Fino alla metà degli anni 2000 i moldavi emigravano per lo più verso la Russia, in seguito il flusso migratorio si è spostato verso l’Unione Europea. In parte, questa è una conseguenza dell’ingresso della Romania nell’UE: grazie ai legami storici e culturali tra i due Paesi, i moldavi possono ottenere infatti la cittadinanza rumena – e quindi godere di quella europea – attraverso una procedura semplificata. Oggi la gran parte della diaspora si trova in Europa: i moldavi sono quasi 300 mila in Romania, almeno 120 mila in Italia e in Germania, oltre ad alcune decine di migliaia sparse per il resto del continente.

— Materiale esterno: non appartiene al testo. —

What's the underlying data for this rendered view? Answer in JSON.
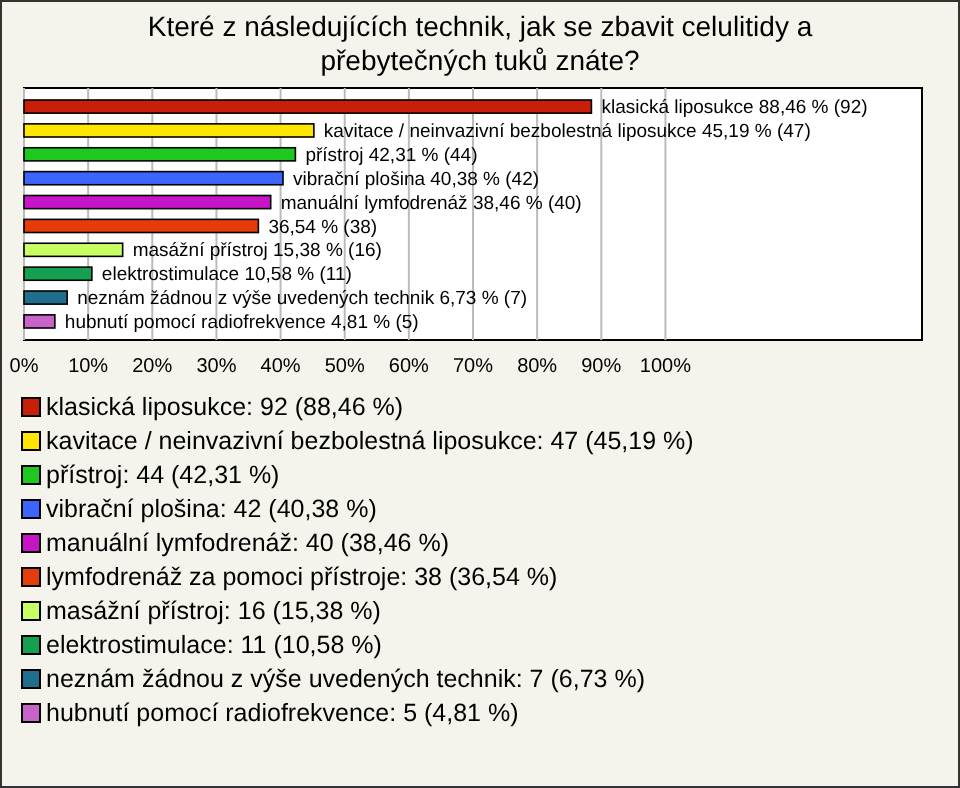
{
  "chart_data": {
    "type": "bar",
    "orientation": "horizontal",
    "title": "Které z následujících technik, jak se zbavit celulitidy a přebytečných tuků znáte?",
    "categories": [
      null,
      null,
      null,
      null,
      null,
      null,
      null,
      null,
      null,
      null
    ],
    "series": [
      {
        "name": "klasická liposukce: 92 (88,46 %)",
        "color": "#c81e0a",
        "values": [
          88.46,
          null,
          null,
          null,
          null,
          null,
          null,
          null,
          null,
          null
        ],
        "value_labels": [
          "klasická liposukce 88,46 % (92)",
          null,
          null,
          null,
          null,
          null,
          null,
          null,
          null,
          null
        ]
      },
      {
        "name": "kavitace / neinvazivní bezbolestná liposukce: 47 (45,19 %)",
        "color": "#ffe600",
        "values": [
          null,
          45.19,
          null,
          null,
          null,
          null,
          null,
          null,
          null,
          null
        ],
        "value_labels": [
          null,
          "kavitace / neinvazivní bezbolestná liposukce 45,19 % (47)",
          null,
          null,
          null,
          null,
          null,
          null,
          null,
          null
        ]
      },
      {
        "name": "přístroj: 44 (42,31 %)",
        "color": "#1ec81e",
        "values": [
          null,
          null,
          42.31,
          null,
          null,
          null,
          null,
          null,
          null,
          null
        ],
        "value_labels": [
          null,
          null,
          "přístroj 42,31 % (44)",
          null,
          null,
          null,
          null,
          null,
          null,
          null
        ]
      },
      {
        "name": "vibrační plošina: 42 (40,38 %)",
        "color": "#3c64ff",
        "values": [
          null,
          null,
          null,
          40.38,
          null,
          null,
          null,
          null,
          null,
          null
        ],
        "value_labels": [
          null,
          null,
          null,
          "vibrační plošina 40,38 % (42)",
          null,
          null,
          null,
          null,
          null,
          null
        ]
      },
      {
        "name": "manuální lymfodrenáž: 40 (38,46 %)",
        "color": "#c814c8",
        "values": [
          null,
          null,
          null,
          null,
          38.46,
          null,
          null,
          null,
          null,
          null
        ],
        "value_labels": [
          null,
          null,
          null,
          null,
          "manuální lymfodrenáž 38,46 % (40)",
          null,
          null,
          null,
          null,
          null
        ]
      },
      {
        "name": "lymfodrenáž za pomoci přístroje: 38 (36,54 %)",
        "color": "#e63c0a",
        "values": [
          null,
          null,
          null,
          null,
          null,
          36.54,
          null,
          null,
          null,
          null
        ],
        "value_labels": [
          null,
          null,
          null,
          null,
          null,
          "36,54 % (38)",
          null,
          null,
          null,
          null
        ]
      },
      {
        "name": "masážní přístroj: 16 (15,38 %)",
        "color": "#c8ff64",
        "values": [
          null,
          null,
          null,
          null,
          null,
          null,
          15.38,
          null,
          null,
          null
        ],
        "value_labels": [
          null,
          null,
          null,
          null,
          null,
          null,
          "masážní přístroj 15,38 % (16)",
          null,
          null,
          null
        ]
      },
      {
        "name": "elektrostimulace: 11 (10,58 %)",
        "color": "#14a050",
        "values": [
          null,
          null,
          null,
          null,
          null,
          null,
          null,
          10.58,
          null,
          null
        ],
        "value_labels": [
          null,
          null,
          null,
          null,
          null,
          null,
          null,
          "elektrostimulace 10,58 % (11)",
          null,
          null
        ]
      },
      {
        "name": "neznám žádnou z výše uvedených technik: 7 (6,73 %)",
        "color": "#1e6e8c",
        "values": [
          null,
          null,
          null,
          null,
          null,
          null,
          null,
          null,
          6.73,
          null
        ],
        "value_labels": [
          null,
          null,
          null,
          null,
          null,
          null,
          null,
          null,
          "neznám žádnou z výše uvedených technik 6,73 % (7)",
          null
        ]
      },
      {
        "name": "hubnutí pomocí radiofrekvence: 5 (4,81 %)",
        "color": "#c864c8",
        "values": [
          null,
          null,
          null,
          null,
          null,
          null,
          null,
          null,
          null,
          4.81
        ],
        "value_labels": [
          null,
          null,
          null,
          null,
          null,
          null,
          null,
          null,
          null,
          "hubnutí pomocí radiofrekvence 4,81 % (5)"
        ]
      }
    ],
    "xlim": [
      0,
      140
    ],
    "xticks": [
      {
        "value": 0,
        "label": "0%"
      },
      {
        "value": 10,
        "label": "10%"
      },
      {
        "value": 20,
        "label": "20%"
      },
      {
        "value": 30,
        "label": "30%"
      },
      {
        "value": 40,
        "label": "40%"
      },
      {
        "value": 50,
        "label": "50%"
      },
      {
        "value": 60,
        "label": "60%"
      },
      {
        "value": 70,
        "label": "70%"
      },
      {
        "value": 80,
        "label": "80%"
      },
      {
        "value": 90,
        "label": "90%"
      },
      {
        "value": 100,
        "label": "100%"
      }
    ],
    "grid": "x",
    "legend": "bottom"
  }
}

La partecipazione della diaspora alla vita politica è aumentata in maniera esponenziale, negli ultimi anni. Ma non piace a tutti. Chi vive all’estero – ed in particolare in Europa – tende infatti a votare per le formazioni più progressiste e filo occidentali, come è risultato evidente con il referendum di domenica, ma anche in occasione delle elezioni presidenziali che nel 2020 hanno portato alla vittoria di Sandu. Non è un caso quindi che i partiti filo russi abbiano provato in più occasioni a limitare l’influenza di chi vive all’estero. Senza successo, però, anche per ragioni economiche: attraverso le rimesse, la diaspora contribuisce al 16% del Pil moldavo, e per lo stato è quindi impossibile non accontentare almeno in parte la sua volontà di essere rappresentata all’interno delle istituzioni.

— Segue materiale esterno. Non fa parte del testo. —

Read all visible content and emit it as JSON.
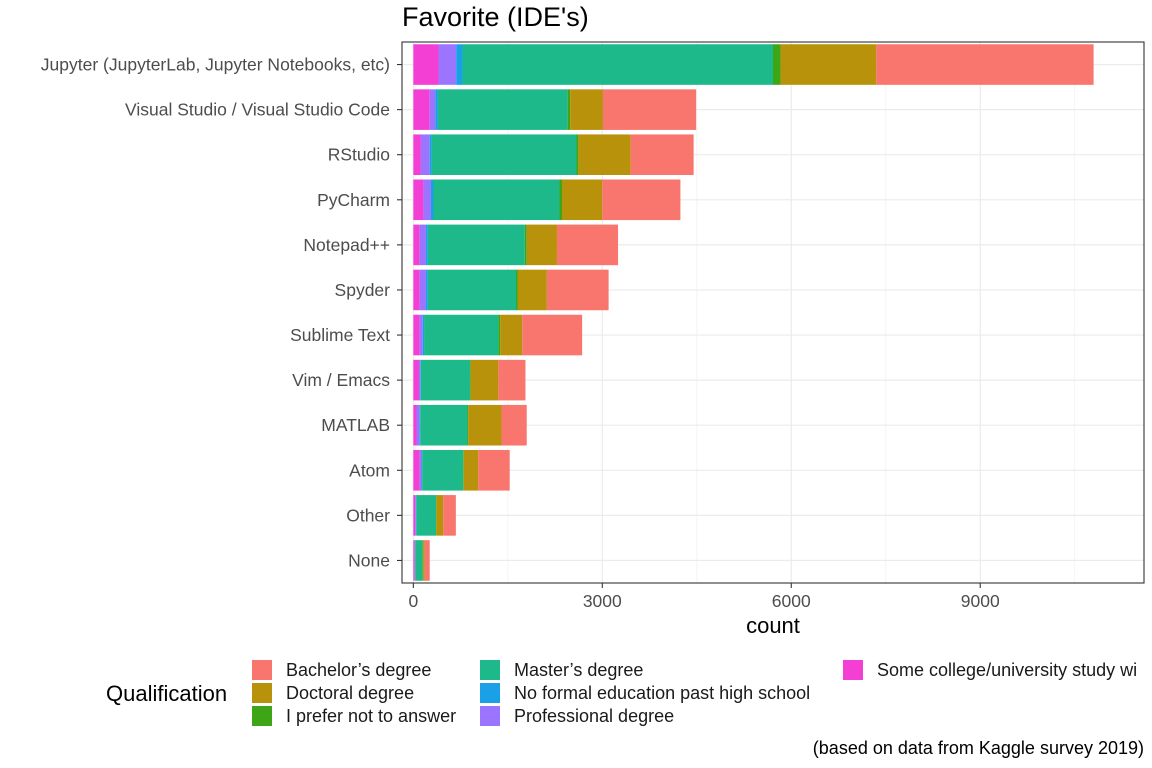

Domenica 20 ottobre, in Moldavia, si sono tenuti due appuntamenti elettorali cruciali per decidere il destino del Paese. I cittadini erano chiamati ad eleggere il nuovo presidente, scegliendo se confermare la leader uscente Maia Sandu o se optare per uno dei suoi oppositori. Inoltre, ci si recava alle urne anche per un referendum relativo all’entrata della Moldavia nell’Unione Europea. Entrambi i voti erano stati presentati come fondamentali per capire se lo stato avrebbe continuato il suo percorso di avvicinamento all’Occidente o se, al contrario, avrebbe scelto di schierarsi accanto alla Russia.
Chi sperava in dei risultati chiari è restato però deluso. Il voto presidenziale ha visto la vittoria di Sandu, filo europeista, ma senza che la presidente uscente riuscisse a raggiungere la maggioranza assoluta. Per sapere chi guiderà il Paese ci sarà bisogno di un secondo turno, tra lei e il candidato socialista Alexandru Stoianoglo, più vicino alla Russia. Il voto referendario si è concluso con una vittoria di coloro che si sono espressi favorevolmente all’ingresso della Moldavia nell’Unione Europea, e quindi con un ulteriore successo della fazione che vorrebbe un allineamento all’Occidente. Ma per una manciata di voti: il sì ha ottenuto il 50,46% dei consensi, soltanto 11mila voti in più dello schieramento opposto e molti meno di quanti previsti alla vigilia.